It’s that time of year again. Just when midterms are over and the thick of the semester lays off a bit, it’s time to start registering for the next one.
With so many classes and professors to choose from, it might be hard to know if you’re making the right decision. And with classes still going on, there is not a lot of time to go hunting for information. Many students, including myself, use the website Rate My Professors to decide which professors to take classes with. Rate My Professors tends to get a bad rap from professors, but the site that professors love to hate is probably more accurate than they think.
Founded almost 20 years ago, Rate My Professors has more than 19 million reviews for 1.7 million professors. The reviews are short, succinct and to the point and often answer the real questions that students have. How much reading does this professor assign? Is this professor strict on attendance? Are they friendly and helpful? Rate My Professors provides a direct line from other students who have taken these classes in order to access this information.
Some professors dislike Rate My Professor because they don’t believe the information is accurate, but a study conducted by the University of Maine found that Rate My Professors ratings have a significant correlation with the student evaluations when it came to questions about the overall quality of the course and the relative difficulty or ease of the course.
Any website designed to be a forum will have issues because people share their unfiltered opinions. And Rate My Professors does has plenty of unnecessary content – such as the chili pepper, which rates professors on hotness. With any system where you rate and give feedback, there are always going to be people who over exaggerate, or use the website as a way to get revenge. But most professors have multiple reviews over several years from multiple students, and the comments average out.
Overall, the benefits of having access to an abundance of information about potential professors outweigh this.
Once you become more established in your major, there’s much less of a need to use Rate My Professors because you can talk to your peers directly who have taken the courses you’re concerned about and get feedback. But for general education courses, or a cluster or minor that you haven’t dove into yet, making a choice can be tough.
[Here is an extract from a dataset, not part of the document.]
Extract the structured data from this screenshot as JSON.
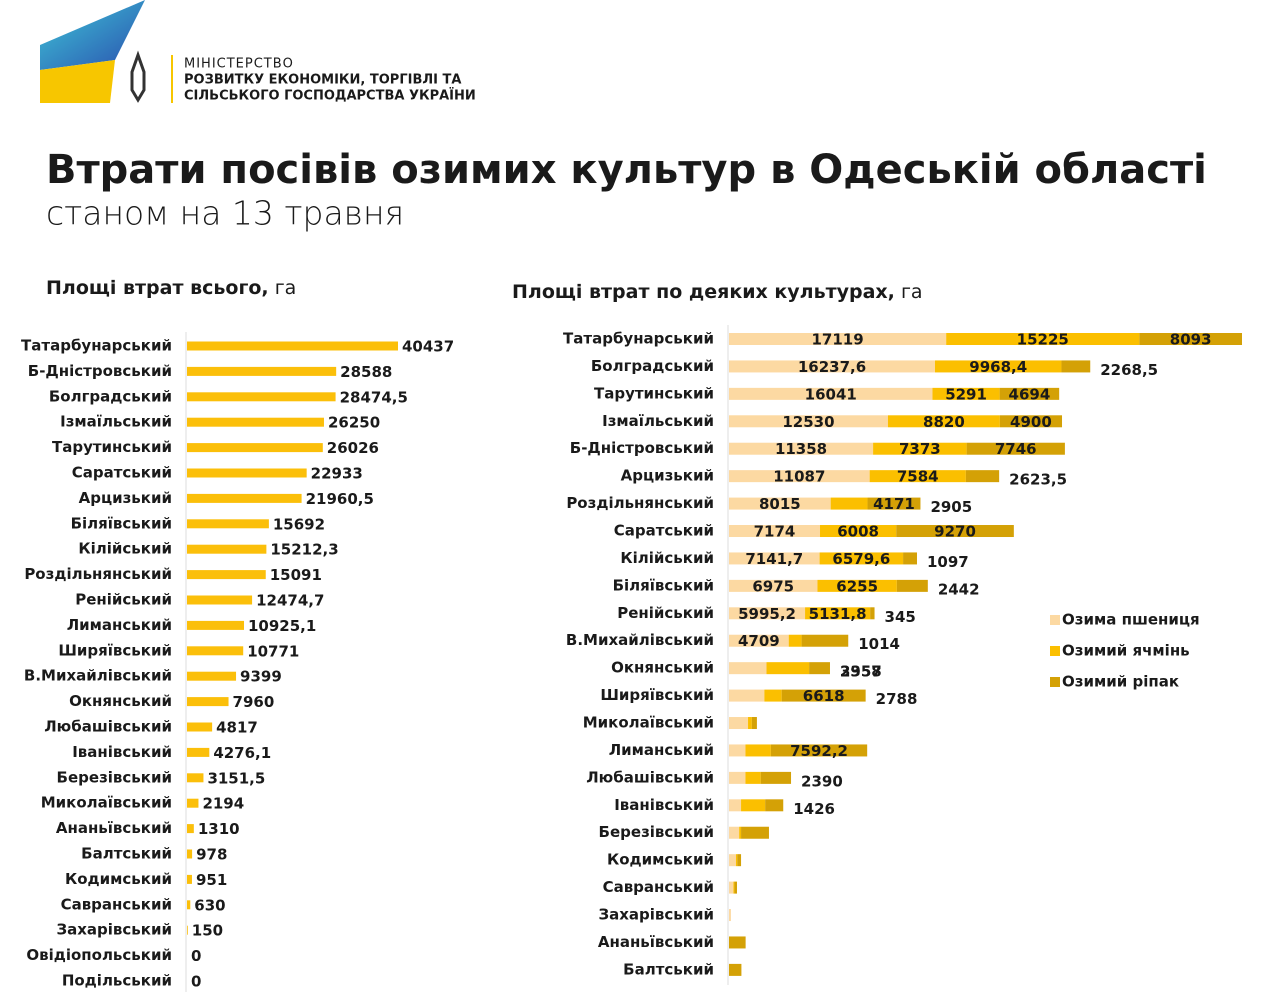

Rate My Professors could be dead wrong about a class you take. Maybe a professor that students completely trash on the site will be extremely helpful to you. This is bound to happen to someone. Students learn in different ways, and they need different levels of participation and attention.
But I’m not sure I would survive registration season without Rate My Professors. It helps me choose my classes quickly, and with much less hesitation than before, often leading to a more successful semester.